More public sector suppliers going bust

The number of businesses supplying goods and services to the public sector going bust has risen by nearly half in the past year, according to research.

Accountancy firm Wilkins Kennedy says 168 businesses in the health and social services, education and defence sectors went bust in the first six months of 2010, compared to 114 in the first half of 2009 – a rise of 47 per cent.

The firm adds that corporate insolvencies as a whole have fallen by 5 per cent in the same period, and links the public sector failures to the Government’s austerity measures, which include a freeze on all ‘non-essential’ advertising and marketing spend.

Anthony Cork, director at Wilkins Kennedy, says, ‘While the real cost-cutting that this Government has threatened has yet to take place, we are already seeing a wide range of companies fail because of delayed contracts.’

He adds, ‘The public sector has seen tremendous growth over the past 15 years and the private-sector eco-system that surrounds it has expanded along with it.
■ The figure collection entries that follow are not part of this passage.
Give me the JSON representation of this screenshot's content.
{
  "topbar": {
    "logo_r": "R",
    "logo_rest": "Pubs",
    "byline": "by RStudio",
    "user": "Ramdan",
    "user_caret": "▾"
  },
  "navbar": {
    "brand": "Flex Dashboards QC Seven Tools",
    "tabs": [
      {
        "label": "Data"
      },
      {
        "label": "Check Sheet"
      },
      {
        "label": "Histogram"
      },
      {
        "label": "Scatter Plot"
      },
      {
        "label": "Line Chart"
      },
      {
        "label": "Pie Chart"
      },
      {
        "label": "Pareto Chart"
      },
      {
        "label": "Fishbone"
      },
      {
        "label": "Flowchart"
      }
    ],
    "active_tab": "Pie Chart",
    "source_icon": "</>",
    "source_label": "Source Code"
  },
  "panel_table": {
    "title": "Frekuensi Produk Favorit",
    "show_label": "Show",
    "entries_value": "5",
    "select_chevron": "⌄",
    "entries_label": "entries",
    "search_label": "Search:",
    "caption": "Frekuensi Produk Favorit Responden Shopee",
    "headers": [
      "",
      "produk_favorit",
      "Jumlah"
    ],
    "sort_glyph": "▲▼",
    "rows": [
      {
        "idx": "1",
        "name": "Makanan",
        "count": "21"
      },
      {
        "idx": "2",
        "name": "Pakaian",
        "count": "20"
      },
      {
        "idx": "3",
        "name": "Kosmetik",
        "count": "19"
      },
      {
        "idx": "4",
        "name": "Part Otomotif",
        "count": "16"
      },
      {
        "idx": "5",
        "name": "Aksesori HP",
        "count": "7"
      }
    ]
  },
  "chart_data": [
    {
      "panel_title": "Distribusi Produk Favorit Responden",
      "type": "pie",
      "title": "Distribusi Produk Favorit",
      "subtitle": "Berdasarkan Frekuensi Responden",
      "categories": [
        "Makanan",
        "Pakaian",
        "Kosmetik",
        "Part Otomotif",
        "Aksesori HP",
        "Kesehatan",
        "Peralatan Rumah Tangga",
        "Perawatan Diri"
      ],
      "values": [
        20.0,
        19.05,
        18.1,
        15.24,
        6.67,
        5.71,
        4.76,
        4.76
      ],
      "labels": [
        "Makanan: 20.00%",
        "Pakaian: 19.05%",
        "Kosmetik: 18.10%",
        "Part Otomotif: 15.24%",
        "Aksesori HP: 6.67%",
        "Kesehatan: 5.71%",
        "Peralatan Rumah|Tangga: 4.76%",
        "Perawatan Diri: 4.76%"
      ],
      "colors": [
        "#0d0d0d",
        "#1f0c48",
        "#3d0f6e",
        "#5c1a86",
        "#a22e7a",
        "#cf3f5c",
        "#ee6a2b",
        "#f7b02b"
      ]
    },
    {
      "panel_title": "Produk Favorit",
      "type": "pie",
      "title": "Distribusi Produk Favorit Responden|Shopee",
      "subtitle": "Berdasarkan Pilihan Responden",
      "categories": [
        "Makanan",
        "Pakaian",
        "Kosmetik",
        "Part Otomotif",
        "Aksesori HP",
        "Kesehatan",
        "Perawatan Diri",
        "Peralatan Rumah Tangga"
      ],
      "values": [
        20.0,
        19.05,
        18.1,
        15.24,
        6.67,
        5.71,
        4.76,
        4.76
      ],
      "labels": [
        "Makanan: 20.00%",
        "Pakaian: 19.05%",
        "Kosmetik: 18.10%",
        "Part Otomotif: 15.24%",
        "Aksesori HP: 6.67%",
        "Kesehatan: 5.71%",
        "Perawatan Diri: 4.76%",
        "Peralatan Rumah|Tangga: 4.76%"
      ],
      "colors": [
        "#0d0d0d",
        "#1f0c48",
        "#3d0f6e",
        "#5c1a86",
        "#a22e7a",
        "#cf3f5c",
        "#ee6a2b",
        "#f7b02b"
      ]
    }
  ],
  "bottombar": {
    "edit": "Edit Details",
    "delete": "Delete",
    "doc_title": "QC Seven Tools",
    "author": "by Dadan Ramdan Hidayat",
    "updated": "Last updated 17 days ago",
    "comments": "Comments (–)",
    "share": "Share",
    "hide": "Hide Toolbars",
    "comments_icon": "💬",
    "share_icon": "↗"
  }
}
Supplying to the public sector has been seen as safe and steady – unfortunately that is no longer the case.

‘Those companies that have become too dependent on the public sector – be they in recruitment, outsourcing, construction or marketing services – are beginning to feel the pain.’

Last month Roger Proctor, chairman of the South West Design Forum, described the Government’s decision to freeze marketing spend as ‘the biggest threat to the design sector at the moment’, adding, ‘in the next few weeks we will see a number of redundancies’.